Zeghmati satisfait du rôle pivot du pouvoir judiciaire dans la nouvelle loi électorale

Le ministre de la Justice, Garde des sceaux,  Belkacem Zeghmati a affirmé ce jeudi que le rôle pivot dont jouit le pouvoir judiciaire dans la nouvelle loi électorale est « une autre preuve du professionnalisme des magistrats algériens » et de « leur capacité à relever le défi, à chaque fois que l’intérêt suprême du pays l’exige ».

Intervenant à l’ouverture de la première session ordinaire du Conseil supérieur de la magistrature (CSM) pour l’année 2021, M. Zeghmati a précisé que cette session se déroule dans une conjoncture particulière où l’Algérie s’apprête à organiser des élections législatives, après la promulgation par le président de la République de la loi électorale.
La nouvelle loi électorale a conféré au pouvoir judiciaire un rôle pivot, ce qui est « une autre preuve du professionnalisme de notre pouvoir  judiciaire et de sa capacité à assumer des responsabilités et relever le défi à chaque fois que l’intérêt suprême du pays l’exige », a soutenu le Garde des Sceaux.
Le ministre a également évoqué les aspects les plus importants de la nouvelle loi organique relative au régime électoral, notamment le rôle « important » confié au pouvoir judiciaire dans la préparation et le  déroulement des processus électoraux.
Le pouvoir judiciaire préside toutes les commissions électorales
Il a par ailleurs fait observer que le pouvoir judiciaire préside toutes les commissions électorales, y compris celles créées par l’Autorité nationale indépendante des élections (ANIE), chargées du contrôle du  financement des campagnes électorales, ajoutant que ledit pouvoir, ordinaire et administratif, s’est vu conférer des prérogatives de statuer sur les recours introduits contre les décisions de ces commissions.
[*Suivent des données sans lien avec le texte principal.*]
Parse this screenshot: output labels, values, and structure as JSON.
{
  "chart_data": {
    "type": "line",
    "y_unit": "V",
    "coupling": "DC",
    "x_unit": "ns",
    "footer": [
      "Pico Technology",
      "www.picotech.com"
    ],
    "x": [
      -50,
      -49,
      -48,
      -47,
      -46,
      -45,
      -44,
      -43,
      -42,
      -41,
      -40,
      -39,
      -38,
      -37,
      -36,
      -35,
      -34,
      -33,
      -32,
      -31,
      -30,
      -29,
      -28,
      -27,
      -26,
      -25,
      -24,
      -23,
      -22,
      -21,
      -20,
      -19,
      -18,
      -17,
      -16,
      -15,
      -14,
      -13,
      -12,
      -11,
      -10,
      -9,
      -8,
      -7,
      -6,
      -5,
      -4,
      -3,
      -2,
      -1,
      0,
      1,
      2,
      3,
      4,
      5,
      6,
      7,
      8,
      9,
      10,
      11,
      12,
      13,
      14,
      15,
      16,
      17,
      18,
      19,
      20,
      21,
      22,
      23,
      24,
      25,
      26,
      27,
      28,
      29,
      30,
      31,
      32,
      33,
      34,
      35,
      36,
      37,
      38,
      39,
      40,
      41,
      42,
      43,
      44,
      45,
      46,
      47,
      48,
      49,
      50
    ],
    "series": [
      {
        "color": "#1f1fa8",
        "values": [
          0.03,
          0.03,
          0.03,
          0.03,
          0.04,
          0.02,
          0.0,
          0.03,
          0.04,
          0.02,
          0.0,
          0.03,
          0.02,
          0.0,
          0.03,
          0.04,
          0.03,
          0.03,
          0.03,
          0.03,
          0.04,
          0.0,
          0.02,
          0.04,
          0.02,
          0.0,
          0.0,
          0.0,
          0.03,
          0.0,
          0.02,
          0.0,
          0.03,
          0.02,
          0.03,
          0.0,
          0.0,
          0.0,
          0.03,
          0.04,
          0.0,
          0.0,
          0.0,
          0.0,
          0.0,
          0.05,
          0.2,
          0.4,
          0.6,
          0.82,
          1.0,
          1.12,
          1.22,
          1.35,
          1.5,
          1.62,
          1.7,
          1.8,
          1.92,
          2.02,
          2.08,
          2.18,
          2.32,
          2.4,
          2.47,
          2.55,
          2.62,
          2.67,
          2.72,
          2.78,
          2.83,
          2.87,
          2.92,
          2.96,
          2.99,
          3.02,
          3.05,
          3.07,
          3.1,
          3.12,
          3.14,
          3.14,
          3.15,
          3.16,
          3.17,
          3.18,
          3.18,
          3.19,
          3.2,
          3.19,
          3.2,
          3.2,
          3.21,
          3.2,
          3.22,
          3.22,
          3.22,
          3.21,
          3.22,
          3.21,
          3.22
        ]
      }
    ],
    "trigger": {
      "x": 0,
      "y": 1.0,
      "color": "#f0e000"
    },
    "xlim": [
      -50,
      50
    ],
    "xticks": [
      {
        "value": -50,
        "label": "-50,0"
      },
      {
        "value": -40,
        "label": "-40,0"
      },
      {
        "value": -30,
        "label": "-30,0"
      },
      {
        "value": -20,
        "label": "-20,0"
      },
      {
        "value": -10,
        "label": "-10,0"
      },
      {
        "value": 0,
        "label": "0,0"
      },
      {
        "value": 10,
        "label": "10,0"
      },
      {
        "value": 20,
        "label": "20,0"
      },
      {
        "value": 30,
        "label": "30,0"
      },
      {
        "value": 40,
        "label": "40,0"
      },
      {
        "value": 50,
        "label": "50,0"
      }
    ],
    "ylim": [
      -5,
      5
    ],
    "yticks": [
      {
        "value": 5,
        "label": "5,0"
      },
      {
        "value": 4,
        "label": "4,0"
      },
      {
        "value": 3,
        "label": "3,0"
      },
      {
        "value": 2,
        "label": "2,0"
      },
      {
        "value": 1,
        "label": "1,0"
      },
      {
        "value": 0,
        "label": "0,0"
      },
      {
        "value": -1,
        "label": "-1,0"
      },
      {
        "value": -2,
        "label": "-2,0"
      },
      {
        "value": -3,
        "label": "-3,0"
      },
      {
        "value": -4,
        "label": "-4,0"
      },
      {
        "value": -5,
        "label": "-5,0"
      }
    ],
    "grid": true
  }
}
Toutes ces mesures viennent confirmer une fois de plus que le pouvoir  judiciaire « est une soupape de sécurité sur laquelle l’on peut s’appuyer en toutes circonstances », a indiqué M. Zeghmati, ajoutant que les magistrats « ont résisté à toute tentative de saper leur crédibilité », à travers la  bonne application de la loi.
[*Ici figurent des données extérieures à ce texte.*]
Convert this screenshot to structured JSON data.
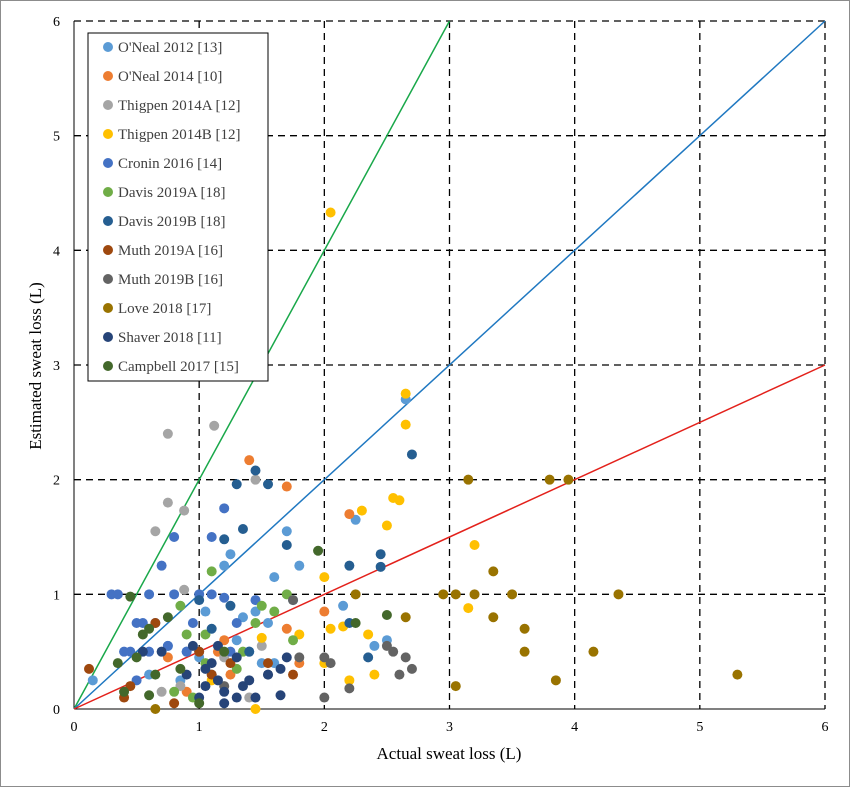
{
  "chart_data": {
    "type": "scatter",
    "xlabel": "Actual sweat loss (L)",
    "ylabel": "Estimated sweat loss (L)",
    "xlim": [
      0,
      6
    ],
    "ylim": [
      0,
      6
    ],
    "xticks": [
      "0",
      "1",
      "2",
      "3",
      "4",
      "5",
      "6"
    ],
    "yticks": [
      "0",
      "1",
      "2",
      "3",
      "4",
      "5",
      "6"
    ],
    "grid": "dashed",
    "legend_position": "top-left",
    "reference_lines": [
      {
        "slope": 2,
        "color": "#19a84a"
      },
      {
        "slope": 1,
        "color": "#1f78c1"
      },
      {
        "slope": 0.5,
        "color": "#e3211b"
      }
    ],
    "series": [
      {
        "name": "O'Neal 2012 [13]",
        "color": "#5b9bd5",
        "points": [
          [
            0.15,
            0.25
          ],
          [
            0.85,
            0.25
          ],
          [
            0.9,
            0.5
          ],
          [
            1.05,
            0.85
          ],
          [
            1.2,
            1.25
          ],
          [
            1.25,
            1.35
          ],
          [
            1.35,
            0.8
          ],
          [
            1.4,
            0.5
          ],
          [
            1.5,
            0.4
          ],
          [
            1.6,
            1.15
          ],
          [
            1.7,
            1.55
          ],
          [
            1.8,
            1.25
          ],
          [
            1.6,
            0.4
          ],
          [
            2.15,
            0.9
          ],
          [
            2.25,
            1.65
          ],
          [
            2.4,
            0.55
          ],
          [
            2.5,
            0.6
          ],
          [
            2.65,
            2.7
          ],
          [
            0.6,
            0.3
          ],
          [
            0.75,
            0.55
          ],
          [
            1.0,
            0.45
          ],
          [
            1.1,
            0.3
          ],
          [
            1.3,
            0.6
          ],
          [
            1.45,
            0.85
          ],
          [
            1.55,
            0.75
          ],
          [
            1.75,
            0.95
          ]
        ]
      },
      {
        "name": "O'Neal 2014 [10]",
        "color": "#ed7d31",
        "points": [
          [
            1.4,
            2.17
          ],
          [
            1.7,
            1.94
          ],
          [
            2.2,
            1.7
          ],
          [
            2.0,
            0.85
          ],
          [
            1.7,
            0.7
          ],
          [
            1.8,
            0.4
          ],
          [
            1.2,
            0.6
          ],
          [
            1.15,
            0.5
          ],
          [
            0.9,
            0.15
          ],
          [
            1.25,
            0.3
          ],
          [
            0.75,
            0.45
          ]
        ]
      },
      {
        "name": "Thigpen 2014A [12]",
        "color": "#a5a5a5",
        "points": [
          [
            0.75,
            2.4
          ],
          [
            1.12,
            2.47
          ],
          [
            0.65,
            1.55
          ],
          [
            0.75,
            1.8
          ],
          [
            0.88,
            1.73
          ],
          [
            0.88,
            1.04
          ],
          [
            1.45,
            2.0
          ],
          [
            0.85,
            0.2
          ],
          [
            0.7,
            0.15
          ],
          [
            1.2,
            0.45
          ],
          [
            1.5,
            0.55
          ],
          [
            1.4,
            0.1
          ]
        ]
      },
      {
        "name": "Thigpen 2014B [12]",
        "color": "#ffc000",
        "points": [
          [
            2.05,
            4.33
          ],
          [
            2.65,
            2.75
          ],
          [
            2.65,
            2.48
          ],
          [
            2.55,
            1.84
          ],
          [
            2.6,
            1.82
          ],
          [
            2.3,
            1.73
          ],
          [
            2.5,
            1.6
          ],
          [
            2.4,
            0.3
          ],
          [
            2.2,
            0.25
          ],
          [
            2.0,
            1.15
          ],
          [
            2.05,
            0.7
          ],
          [
            2.15,
            0.72
          ],
          [
            2.35,
            0.65
          ],
          [
            3.2,
            1.43
          ],
          [
            3.15,
            0.88
          ],
          [
            1.45,
            0.0
          ],
          [
            1.5,
            0.62
          ],
          [
            1.8,
            0.65
          ],
          [
            1.1,
            0.25
          ],
          [
            2.0,
            0.4
          ]
        ]
      },
      {
        "name": "Cronin 2016 [14]",
        "color": "#4472c4",
        "points": [
          [
            0.3,
            1.0
          ],
          [
            0.35,
            1.0
          ],
          [
            0.7,
            1.25
          ],
          [
            0.8,
            1.5
          ],
          [
            0.8,
            1.0
          ],
          [
            0.6,
            1.0
          ],
          [
            1.0,
            1.0
          ],
          [
            1.1,
            1.0
          ],
          [
            1.2,
            0.97
          ],
          [
            0.55,
            0.75
          ],
          [
            0.65,
            0.75
          ],
          [
            0.75,
            0.55
          ],
          [
            0.9,
            0.5
          ],
          [
            0.95,
            0.75
          ],
          [
            0.4,
            0.5
          ],
          [
            0.45,
            0.5
          ],
          [
            0.5,
            0.25
          ],
          [
            1.2,
            1.75
          ],
          [
            1.1,
            1.5
          ],
          [
            1.3,
            0.75
          ],
          [
            1.45,
            0.95
          ],
          [
            1.0,
            0.5
          ],
          [
            1.25,
            0.5
          ],
          [
            0.5,
            0.75
          ],
          [
            0.6,
            0.5
          ]
        ]
      },
      {
        "name": "Davis 2019A [18]",
        "color": "#70ad47",
        "points": [
          [
            0.85,
            0.9
          ],
          [
            1.05,
            0.65
          ],
          [
            1.1,
            1.2
          ],
          [
            1.35,
            0.5
          ],
          [
            1.45,
            0.75
          ],
          [
            1.5,
            0.9
          ],
          [
            1.7,
            1.0
          ],
          [
            1.75,
            0.6
          ],
          [
            0.95,
            0.1
          ],
          [
            1.05,
            0.4
          ],
          [
            1.3,
            0.35
          ],
          [
            0.9,
            0.65
          ],
          [
            0.8,
            0.15
          ],
          [
            1.6,
            0.85
          ]
        ]
      },
      {
        "name": "Davis 2019B [18]",
        "color": "#255e91",
        "points": [
          [
            1.45,
            2.08
          ],
          [
            1.55,
            1.96
          ],
          [
            1.3,
            1.96
          ],
          [
            1.35,
            1.57
          ],
          [
            1.2,
            1.48
          ],
          [
            1.7,
            1.43
          ],
          [
            2.7,
            2.22
          ],
          [
            2.45,
            1.35
          ],
          [
            2.45,
            1.24
          ],
          [
            2.2,
            1.25
          ],
          [
            2.35,
            0.45
          ],
          [
            2.2,
            0.75
          ],
          [
            1.0,
            0.95
          ],
          [
            1.1,
            0.7
          ],
          [
            1.4,
            0.5
          ],
          [
            1.25,
            0.9
          ]
        ]
      },
      {
        "name": "Muth 2019A [16]",
        "color": "#9e480e",
        "points": [
          [
            0.12,
            0.35
          ],
          [
            0.4,
            0.1
          ],
          [
            0.45,
            0.2
          ],
          [
            1.0,
            0.5
          ],
          [
            1.1,
            0.3
          ],
          [
            1.25,
            0.4
          ],
          [
            1.55,
            0.4
          ],
          [
            1.75,
            0.3
          ],
          [
            0.65,
            0.75
          ],
          [
            0.8,
            0.05
          ]
        ]
      },
      {
        "name": "Muth 2019B [16]",
        "color": "#636363",
        "points": [
          [
            1.75,
            0.95
          ],
          [
            1.8,
            0.45
          ],
          [
            2.0,
            0.45
          ],
          [
            2.05,
            0.4
          ],
          [
            2.0,
            0.1
          ],
          [
            2.2,
            0.18
          ],
          [
            2.55,
            0.5
          ],
          [
            2.6,
            0.3
          ],
          [
            2.65,
            0.45
          ],
          [
            2.7,
            0.35
          ],
          [
            2.5,
            0.55
          ],
          [
            1.55,
            0.3
          ],
          [
            1.2,
            0.2
          ]
        ]
      },
      {
        "name": "Love 2018 [17]",
        "color": "#997300",
        "points": [
          [
            3.15,
            2.0
          ],
          [
            3.8,
            2.0
          ],
          [
            3.95,
            2.0
          ],
          [
            3.35,
            1.2
          ],
          [
            3.05,
            1.0
          ],
          [
            2.95,
            1.0
          ],
          [
            3.2,
            1.0
          ],
          [
            3.5,
            1.0
          ],
          [
            4.35,
            1.0
          ],
          [
            3.35,
            0.8
          ],
          [
            3.6,
            0.7
          ],
          [
            3.6,
            0.5
          ],
          [
            4.15,
            0.5
          ],
          [
            3.85,
            0.25
          ],
          [
            3.05,
            0.2
          ],
          [
            5.3,
            0.3
          ],
          [
            2.65,
            0.8
          ],
          [
            2.25,
            1.0
          ],
          [
            0.65,
            0.0
          ]
        ]
      },
      {
        "name": "Shaver 2018 [11]",
        "color": "#264478",
        "points": [
          [
            0.55,
            0.5
          ],
          [
            0.7,
            0.5
          ],
          [
            0.9,
            0.3
          ],
          [
            1.0,
            0.1
          ],
          [
            1.05,
            0.2
          ],
          [
            1.15,
            0.25
          ],
          [
            1.2,
            0.15
          ],
          [
            1.3,
            0.1
          ],
          [
            1.35,
            0.2
          ],
          [
            1.45,
            0.1
          ],
          [
            1.55,
            0.3
          ],
          [
            1.65,
            0.35
          ],
          [
            1.7,
            0.45
          ],
          [
            1.05,
            0.35
          ],
          [
            1.1,
            0.4
          ],
          [
            1.3,
            0.45
          ],
          [
            1.2,
            0.05
          ],
          [
            1.65,
            0.12
          ],
          [
            0.95,
            0.55
          ],
          [
            1.15,
            0.55
          ],
          [
            1.4,
            0.25
          ]
        ]
      },
      {
        "name": "Campbell 2017 [15]",
        "color": "#43682b",
        "points": [
          [
            1.95,
            1.38
          ],
          [
            0.6,
            0.7
          ],
          [
            0.55,
            0.65
          ],
          [
            0.75,
            0.8
          ],
          [
            0.45,
            0.98
          ],
          [
            0.35,
            0.4
          ],
          [
            0.4,
            0.15
          ],
          [
            0.6,
            0.12
          ],
          [
            0.65,
            0.3
          ],
          [
            0.5,
            0.45
          ],
          [
            1.2,
            0.5
          ],
          [
            2.25,
            0.75
          ],
          [
            2.5,
            0.82
          ],
          [
            1.0,
            0.05
          ],
          [
            0.85,
            0.35
          ]
        ]
      }
    ]
  }
}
Dans le même contexte, le ministre a estimé que la place « privilégiée » dévolue au Pouvoir judiciaire au titre des dispositions de la nouvelle Constitution, lesquelles ont également établi le rôle du magistrat dans  l’édification des institutions de l’Etat algérien », ont dérangé beaucoup de personnes » qui « œuvreront d’arrache-pied dans le sens contraire », ce qui constitue, selon lui,  » un véritable défi » pour les magistrats.
Partant, M. Zeghmati souligne que les magistrats se doivent  » de résister à toutes formes de provocations, d’où qu’elles viennent, en faisant prévaloir la sagesse, le professionnalisme et la compétence élevée, tout en se référant à la Loi qui est le meilleur et le plus grand allié du magistrat ».
Revenant sur l’évènement politique important que l’Algérie s’apprête à organiser, le 12 juin prochain, le ministre a rappelé que garantir  l’intégrité et la régularité des élections relève  » des missions régaliennes de l’Etat », ce qui fait de la question de la garantie de leur  crédibilité, « un véritable enjeu pour les Pouvoirs publics et les appareils de l’Etat », y compris le judiciaire.